Microsoft’s attraction to standards is likely mainly as an attack weapon to disrupt those trying to organize without Microsoft’s blessing, as well as as a tool to fool developers and others that otherwise might not to work for Microsoft’s cause under the false assumption of measured safety (ie, another deceptive marketing gimmick). If the competition uses standards, Microsoft has to compete in that department to win back hearts and minds that it will necessarily lose.
OK, with that off my shoulders and hopefully having made the point that finding ways in which OOXML can be used against customers is an endless task, consider also this wrt the brittleness discussion. Say OOXML is much more brittle, the dominant market player may have a secret redundancy extension that can reduce the brittleness of such files significantly. This proprietary improvement in brittleness could end up becoming a significant product advantage.

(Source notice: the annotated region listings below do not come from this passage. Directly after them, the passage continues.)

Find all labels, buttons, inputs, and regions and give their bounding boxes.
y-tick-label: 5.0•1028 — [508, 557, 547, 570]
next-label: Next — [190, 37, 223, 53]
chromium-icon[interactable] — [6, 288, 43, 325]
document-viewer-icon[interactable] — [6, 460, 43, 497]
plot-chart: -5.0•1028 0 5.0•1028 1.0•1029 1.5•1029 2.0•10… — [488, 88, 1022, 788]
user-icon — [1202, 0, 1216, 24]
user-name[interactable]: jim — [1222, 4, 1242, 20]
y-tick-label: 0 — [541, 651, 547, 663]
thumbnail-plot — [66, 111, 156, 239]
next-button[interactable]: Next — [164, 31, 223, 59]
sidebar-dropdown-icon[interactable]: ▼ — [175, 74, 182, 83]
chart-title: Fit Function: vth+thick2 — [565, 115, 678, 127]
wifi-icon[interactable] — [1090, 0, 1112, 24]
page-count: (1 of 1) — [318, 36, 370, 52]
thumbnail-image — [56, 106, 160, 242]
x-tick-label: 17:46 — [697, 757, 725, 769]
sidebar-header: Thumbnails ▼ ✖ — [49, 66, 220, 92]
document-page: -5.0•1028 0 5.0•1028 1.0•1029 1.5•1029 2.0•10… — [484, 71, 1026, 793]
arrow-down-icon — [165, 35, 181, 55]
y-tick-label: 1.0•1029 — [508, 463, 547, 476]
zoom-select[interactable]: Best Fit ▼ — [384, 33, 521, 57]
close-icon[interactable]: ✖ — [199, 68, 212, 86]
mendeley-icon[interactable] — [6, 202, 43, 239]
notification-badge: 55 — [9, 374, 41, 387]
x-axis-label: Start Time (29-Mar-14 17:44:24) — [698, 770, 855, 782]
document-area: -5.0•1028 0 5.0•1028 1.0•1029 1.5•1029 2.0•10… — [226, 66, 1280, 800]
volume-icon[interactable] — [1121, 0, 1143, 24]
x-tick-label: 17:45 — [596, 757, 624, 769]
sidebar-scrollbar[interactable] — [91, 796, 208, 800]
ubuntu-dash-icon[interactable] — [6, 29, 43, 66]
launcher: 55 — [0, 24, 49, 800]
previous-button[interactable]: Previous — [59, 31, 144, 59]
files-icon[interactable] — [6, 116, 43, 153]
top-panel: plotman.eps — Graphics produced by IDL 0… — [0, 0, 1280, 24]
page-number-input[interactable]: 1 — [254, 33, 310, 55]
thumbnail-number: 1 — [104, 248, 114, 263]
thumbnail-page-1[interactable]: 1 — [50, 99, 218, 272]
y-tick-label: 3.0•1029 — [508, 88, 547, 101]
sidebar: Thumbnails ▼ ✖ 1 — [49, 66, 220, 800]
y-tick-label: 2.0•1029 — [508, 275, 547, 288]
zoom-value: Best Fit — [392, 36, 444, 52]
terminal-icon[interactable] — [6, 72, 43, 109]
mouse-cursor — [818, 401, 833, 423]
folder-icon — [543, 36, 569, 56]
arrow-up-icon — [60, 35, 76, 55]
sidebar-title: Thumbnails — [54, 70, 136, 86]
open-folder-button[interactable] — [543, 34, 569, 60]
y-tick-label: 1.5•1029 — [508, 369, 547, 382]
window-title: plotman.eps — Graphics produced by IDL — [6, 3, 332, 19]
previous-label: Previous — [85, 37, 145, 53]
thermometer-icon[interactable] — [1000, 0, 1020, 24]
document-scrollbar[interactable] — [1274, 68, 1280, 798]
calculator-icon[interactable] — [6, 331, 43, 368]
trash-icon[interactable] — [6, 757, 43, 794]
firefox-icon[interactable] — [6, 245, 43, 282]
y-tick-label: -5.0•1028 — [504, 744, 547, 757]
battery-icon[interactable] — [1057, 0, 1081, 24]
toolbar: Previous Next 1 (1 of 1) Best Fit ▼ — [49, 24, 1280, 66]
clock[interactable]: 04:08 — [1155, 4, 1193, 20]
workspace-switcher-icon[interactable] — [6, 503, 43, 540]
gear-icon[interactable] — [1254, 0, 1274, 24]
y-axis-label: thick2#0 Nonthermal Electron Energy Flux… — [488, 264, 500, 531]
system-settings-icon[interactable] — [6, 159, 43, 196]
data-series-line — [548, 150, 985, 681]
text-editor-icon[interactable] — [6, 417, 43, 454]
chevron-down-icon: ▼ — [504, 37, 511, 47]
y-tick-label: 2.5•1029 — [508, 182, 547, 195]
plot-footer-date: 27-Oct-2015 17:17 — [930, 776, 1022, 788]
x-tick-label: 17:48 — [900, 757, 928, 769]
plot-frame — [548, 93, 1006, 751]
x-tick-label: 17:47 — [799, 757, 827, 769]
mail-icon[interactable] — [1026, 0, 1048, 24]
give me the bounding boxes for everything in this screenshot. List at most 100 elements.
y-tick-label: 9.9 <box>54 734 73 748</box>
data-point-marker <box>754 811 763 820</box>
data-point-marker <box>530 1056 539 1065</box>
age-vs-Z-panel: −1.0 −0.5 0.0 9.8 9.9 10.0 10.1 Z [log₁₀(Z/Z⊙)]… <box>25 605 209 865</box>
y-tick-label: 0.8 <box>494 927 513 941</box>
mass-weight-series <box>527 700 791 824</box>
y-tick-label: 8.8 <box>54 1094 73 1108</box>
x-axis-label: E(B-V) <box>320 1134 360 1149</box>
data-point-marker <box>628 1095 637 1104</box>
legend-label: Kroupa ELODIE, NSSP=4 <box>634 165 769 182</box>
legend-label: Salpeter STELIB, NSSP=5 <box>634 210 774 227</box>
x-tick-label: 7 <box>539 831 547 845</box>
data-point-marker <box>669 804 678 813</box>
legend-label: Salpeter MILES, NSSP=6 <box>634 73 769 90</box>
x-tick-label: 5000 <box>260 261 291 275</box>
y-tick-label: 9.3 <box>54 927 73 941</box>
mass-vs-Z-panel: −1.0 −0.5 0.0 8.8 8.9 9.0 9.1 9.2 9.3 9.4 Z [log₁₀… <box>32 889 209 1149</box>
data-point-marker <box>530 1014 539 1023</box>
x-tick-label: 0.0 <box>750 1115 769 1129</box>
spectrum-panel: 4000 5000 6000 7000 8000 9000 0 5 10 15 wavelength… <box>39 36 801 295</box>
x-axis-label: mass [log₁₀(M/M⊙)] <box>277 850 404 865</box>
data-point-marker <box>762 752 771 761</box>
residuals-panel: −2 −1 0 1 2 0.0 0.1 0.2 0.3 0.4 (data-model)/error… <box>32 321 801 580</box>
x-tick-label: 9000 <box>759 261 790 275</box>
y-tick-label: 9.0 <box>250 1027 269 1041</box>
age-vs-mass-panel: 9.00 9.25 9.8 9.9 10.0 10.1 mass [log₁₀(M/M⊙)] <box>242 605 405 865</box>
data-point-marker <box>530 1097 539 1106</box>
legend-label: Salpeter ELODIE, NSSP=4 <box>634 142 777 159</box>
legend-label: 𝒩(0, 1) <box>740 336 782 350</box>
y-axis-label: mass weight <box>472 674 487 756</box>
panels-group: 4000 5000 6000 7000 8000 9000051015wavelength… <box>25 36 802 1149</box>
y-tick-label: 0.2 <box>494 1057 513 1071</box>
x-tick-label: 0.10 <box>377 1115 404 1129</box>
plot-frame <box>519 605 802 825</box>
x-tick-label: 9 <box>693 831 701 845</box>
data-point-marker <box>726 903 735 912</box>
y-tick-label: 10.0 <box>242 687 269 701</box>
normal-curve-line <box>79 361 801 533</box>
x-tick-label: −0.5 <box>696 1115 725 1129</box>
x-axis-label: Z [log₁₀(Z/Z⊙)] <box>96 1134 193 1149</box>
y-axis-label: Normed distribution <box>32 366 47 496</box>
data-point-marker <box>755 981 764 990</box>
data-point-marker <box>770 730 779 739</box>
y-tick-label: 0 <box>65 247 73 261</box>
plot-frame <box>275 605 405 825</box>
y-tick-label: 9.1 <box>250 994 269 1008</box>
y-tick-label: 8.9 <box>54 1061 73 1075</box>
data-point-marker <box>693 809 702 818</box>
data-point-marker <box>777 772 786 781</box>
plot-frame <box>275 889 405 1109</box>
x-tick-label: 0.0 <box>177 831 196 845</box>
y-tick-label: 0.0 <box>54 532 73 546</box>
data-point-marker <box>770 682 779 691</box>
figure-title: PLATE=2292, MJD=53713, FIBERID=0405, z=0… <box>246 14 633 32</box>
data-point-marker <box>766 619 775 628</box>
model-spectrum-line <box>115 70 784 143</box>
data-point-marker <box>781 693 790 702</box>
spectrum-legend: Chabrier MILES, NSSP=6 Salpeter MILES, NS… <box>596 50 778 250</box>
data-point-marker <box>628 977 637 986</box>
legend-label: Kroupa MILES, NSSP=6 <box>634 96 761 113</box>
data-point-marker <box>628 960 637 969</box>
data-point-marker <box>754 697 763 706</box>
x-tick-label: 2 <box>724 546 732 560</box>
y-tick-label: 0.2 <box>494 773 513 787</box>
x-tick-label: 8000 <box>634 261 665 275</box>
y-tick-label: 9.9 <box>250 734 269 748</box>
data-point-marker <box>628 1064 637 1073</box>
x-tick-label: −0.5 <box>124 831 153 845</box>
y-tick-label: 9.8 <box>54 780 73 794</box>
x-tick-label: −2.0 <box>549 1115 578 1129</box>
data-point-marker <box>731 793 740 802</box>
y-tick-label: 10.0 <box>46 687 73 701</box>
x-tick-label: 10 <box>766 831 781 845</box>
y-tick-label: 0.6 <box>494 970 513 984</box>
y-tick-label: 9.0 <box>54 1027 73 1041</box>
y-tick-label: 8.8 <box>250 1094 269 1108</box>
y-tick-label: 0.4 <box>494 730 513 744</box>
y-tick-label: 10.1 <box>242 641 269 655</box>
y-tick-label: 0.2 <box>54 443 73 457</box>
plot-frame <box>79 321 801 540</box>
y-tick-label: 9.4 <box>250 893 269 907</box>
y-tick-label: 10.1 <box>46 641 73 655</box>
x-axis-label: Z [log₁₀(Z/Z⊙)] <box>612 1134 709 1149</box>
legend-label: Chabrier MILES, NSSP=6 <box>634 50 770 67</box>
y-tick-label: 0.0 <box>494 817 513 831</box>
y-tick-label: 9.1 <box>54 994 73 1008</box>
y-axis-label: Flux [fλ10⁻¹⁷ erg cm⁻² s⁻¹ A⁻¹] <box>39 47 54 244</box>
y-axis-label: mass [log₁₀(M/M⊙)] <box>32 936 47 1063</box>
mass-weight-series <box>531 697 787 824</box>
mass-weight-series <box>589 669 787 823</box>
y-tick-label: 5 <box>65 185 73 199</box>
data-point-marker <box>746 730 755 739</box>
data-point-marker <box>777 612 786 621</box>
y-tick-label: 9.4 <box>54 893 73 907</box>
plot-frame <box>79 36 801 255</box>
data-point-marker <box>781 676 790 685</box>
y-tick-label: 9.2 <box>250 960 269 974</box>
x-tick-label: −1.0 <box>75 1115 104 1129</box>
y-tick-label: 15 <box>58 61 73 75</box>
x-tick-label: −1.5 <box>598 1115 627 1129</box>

Besides “brittleness” many other such defects in OOXML could be fixed by proprietary MSOOXML. Their large market share would then ensure that most documents out there would appear robust [or … pick some other quality] only when handled by that vendor’s applications since these improvements would be proprietary. And let’s not forget that this company will be advancing the standard in lockstep with their application. Thus that company will continue to have vested interests in keeping OOXML strategically weak and broken into the future.
As for “corruption”, that can happen through any bug within any application handling a document file. But not so much “corruption” as that any implementation differences in handling across apps introduced at an early enough stage in a stream of instructions can lead to greatly magnified differences in the end product for a long enough and intricately complex enough such stream (something like the butterfly effect, the game of phone, chaos, etc).
Slightly off topic, you may also be interested in the posting “Authored by: Jose on Wednesday, April 23 2008 @ 01:43 PM EDT” found here http://www.groklaw.net/article.php?story=20080421091129596#comments . Keep in mind that I have paid careful attention to some standards before (eg, W3C) but have not delved deeply into most as far as implementing them or working at a high level within standards bodies.
PS: And don’t mean to appear to be brown nosing, but I have to say that this blog deserves special recognition when the history of OOXML gets written. Many of the (perhaps implicit) lessons carry over to many more contexts, for those that want to pay attention.
Well, you just have to excuse OOXML, right? I mean, it isn’t ONE standard, it’s more like a dozen different Microsoft-invented “standards” all glommed into one lousy product.
So, clearly, that excuses it from being of a sensible length… right? :)
But remember that the ISO FAQ was not attempting to justify OOXML as a product. The FAQ was trying to justify ISO’s treatment of the OOXML submission within the Fast Track process. I would argue that any standard, even one of above average quality, at 6,000 pages in length would be impossible to adequately review in a 5-month Fast Track ballot.
I don’t think anyone can disagree with this on principle. If not 6,000 pages, then why not allow 100,000 page standards or 1,000,000 pages? There is obviously a length at which any fixed-period 5 month review becomes a mockery of the process and the participants. We may disagree on exactly where that limit is, but I don’t think anyone can honestly argue that it does not exist.